Thursday, the entire roster is allowed to gather for on-court work, a process that Gregory said he likely will break into three 40-minute sessions per week leading up to a regular practice schedule beginning in about a month, on Oct. 14.

The greater Gregory indoctrination has been underway for some time now, and to hear him tell it players had better understand a few things, or they won’t play.

“One thing that I think resonates not only with our students but also Atlanta and our alumni . . . I’m really emphasizing the work ethic we’re going to play with,” the coach said. “It will be something that resonates with [fans] because they’re working their butts off.

“When they go see our team . . . we want them to say, `Man, that team plays with unbelievable energy; they give great effort.’ That lays the groundwork for everything. We need to make sure we re-establish that.”

Winning is more fun, but there may be an edgy reason to be interested in the way the Jackets might lose some games this season.

Their roster is not over-stocked, and Tech will be relatively short on elders. While the new boss hopes it doesn’t come to this, know now that the Jackets will lose with their more talented players on the sidelines if that’s what it takes to get certain points across – points for the future and sustainability.

These won’t be just basketball points, either.

Perhaps fans, particularly those more aware of the Jackets’ realities, will offer a grace period of sorts for the new coach and his team. Or, maybe not.

“The starting point is everybody isn’t worried just about the X’s and O’s, but re-establishing Georgia Tech basketball,” Gregory said. “Everybody’s going to have different expectations. Nobody’s standards are going to be higher than mine. There should be no grace period on effort.

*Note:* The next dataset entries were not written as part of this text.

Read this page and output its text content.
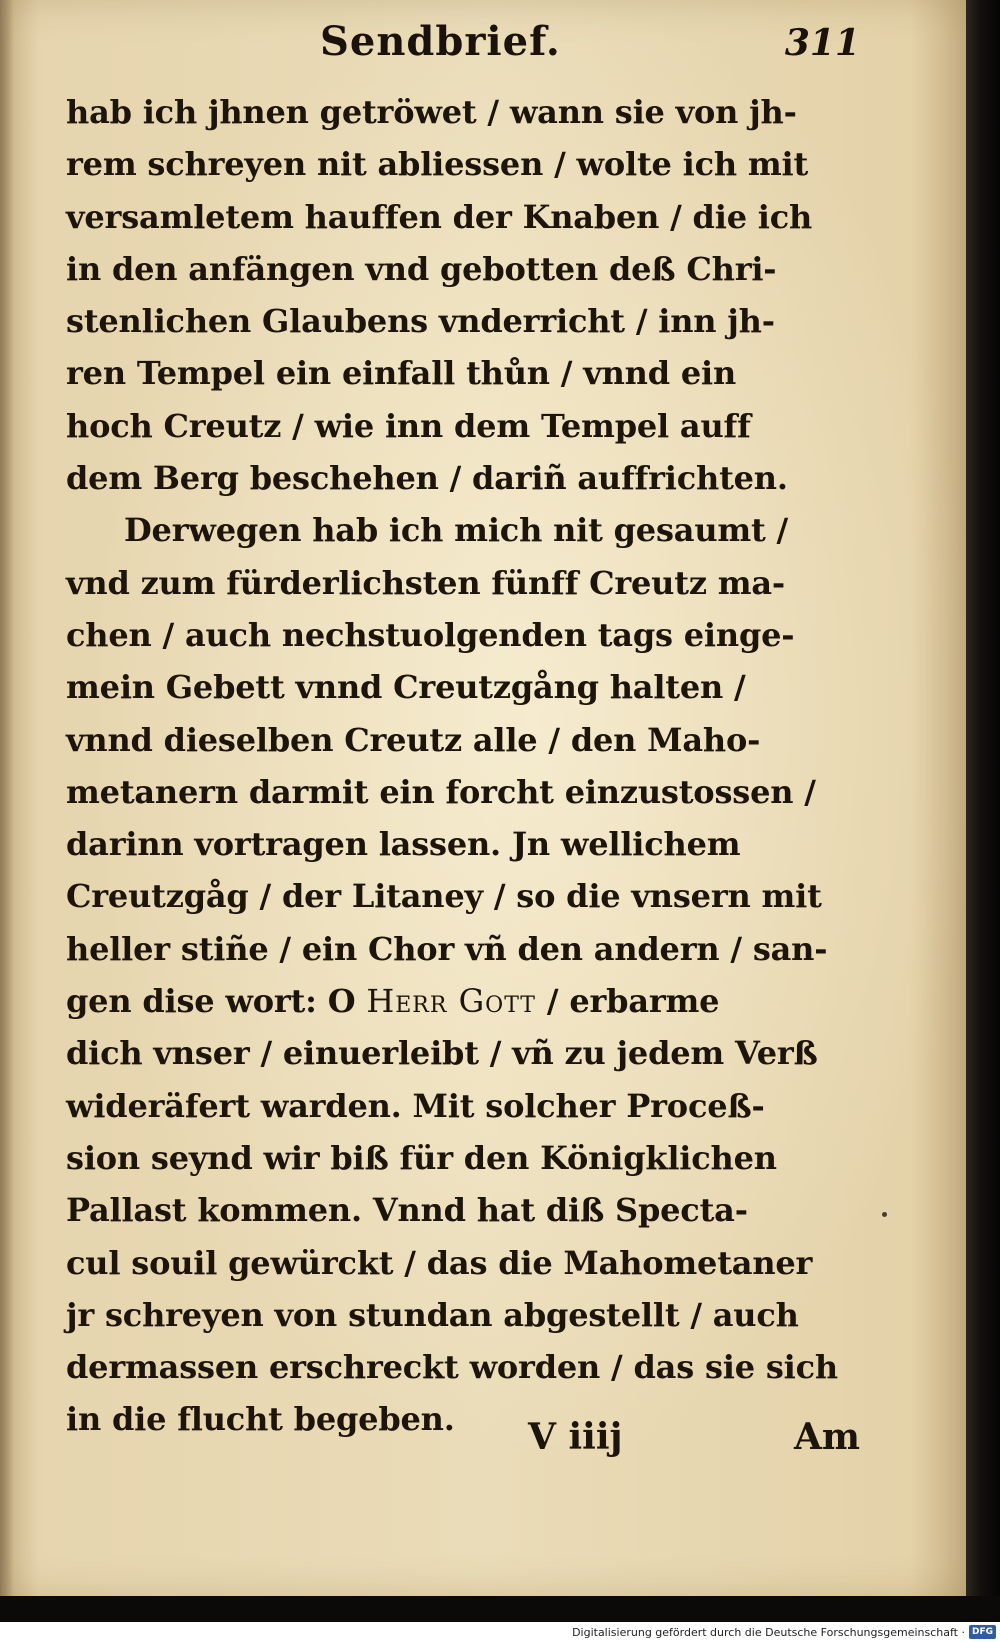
Sendbrief.	311
hab ich jhnen getröwet / wann sie von jh-
rem schreyen nit abliessen / wolte ich mit
versamletem hauffen der Knaben / die ich
in den anfängen vnd gebotten deß Chri-
stenlichen Glaubens vnderricht / inn jh-
ren Tempel ein einfall thůn / vnnd ein
hoch Creutz / wie inn dem Tempel auff
dem Berg beschehen / dariñ auffrichten.
Derwegen hab ich mich nit gesaumt /
vnd zum fürderlichsten fünff Creutz ma-
chen / auch nechstuolgenden tags einge-
mein Gebett vnnd Creutzgång halten /
vnnd dieselben Creutz alle / den Maho-
metanern darmit ein forcht einzustossen /
darinn vortragen lassen. Jn wellichem
Creutzgåg / der Litaney / so die vnsern mit
heller stiñe / ein Chor vñ den andern / san-
gen dise wort: O Herr Gott / erbarme
dich vnser / einuerleibt / vñ zu jedem Verß
wideräfert warden. Mit solcher Proceß-
sion seynd wir biß für den Königklichen
Pallast kommen. Vnnd hat diß Specta-
cul souil gewürckt / das die Mahometaner
jr schreyen von stundan abgestellt / auch
dermassen erschreckt worden / das sie sich
in die flucht begeben.	V iiij	Am
Digitalisierung gefördert durch die Deutsche Forschungsgemeinschaft · DFG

“There should be no grace period on the pride we play with, the unselfishness that we play with. I’m a firm believer in the process. I’ve been given a mandate not to take any shortcuts. I’m not just interested in just having a good team, but having a great program. There is a difference.”

I asked about that mandate, and Gregory said it’s not official. No one order came from on high, not from the athletic director, the president nor any one person. It’s a collection of impressions that the new coach has aggregated to shape his sense of plan, to build his sense of direction.

Sure, Dan Radakovich and Bud Peterson have had input, but there exists this feeling that Gregory’s charter has been – is being? — written by the masses.
“I believe that if you do those things [referenced above] with the type of student-athlete that Georgia Tech is able to attract, if you have that groundwork – the work ethic, the pride – the winning will take care of itself,” Gregory said.

“That encompasses your academics, the type of guys you bring in, what guys do socially away from the court. You can’t compromise any of those areas if you want to build a great program, if you want to build a program that is one of the nation’s best. That is what Georgia Tech deserves.”

We’ll have another installment of Gregory’s charter next week. It will start from where this one left off, with reference to academics. One of the reasons the man was hired was because he a rock-solid track record academically as head coach at Dayton. Tech basketball’s academic metrics conversely have in recent years generally lagged the ACC and the rest of the Tech athletic department.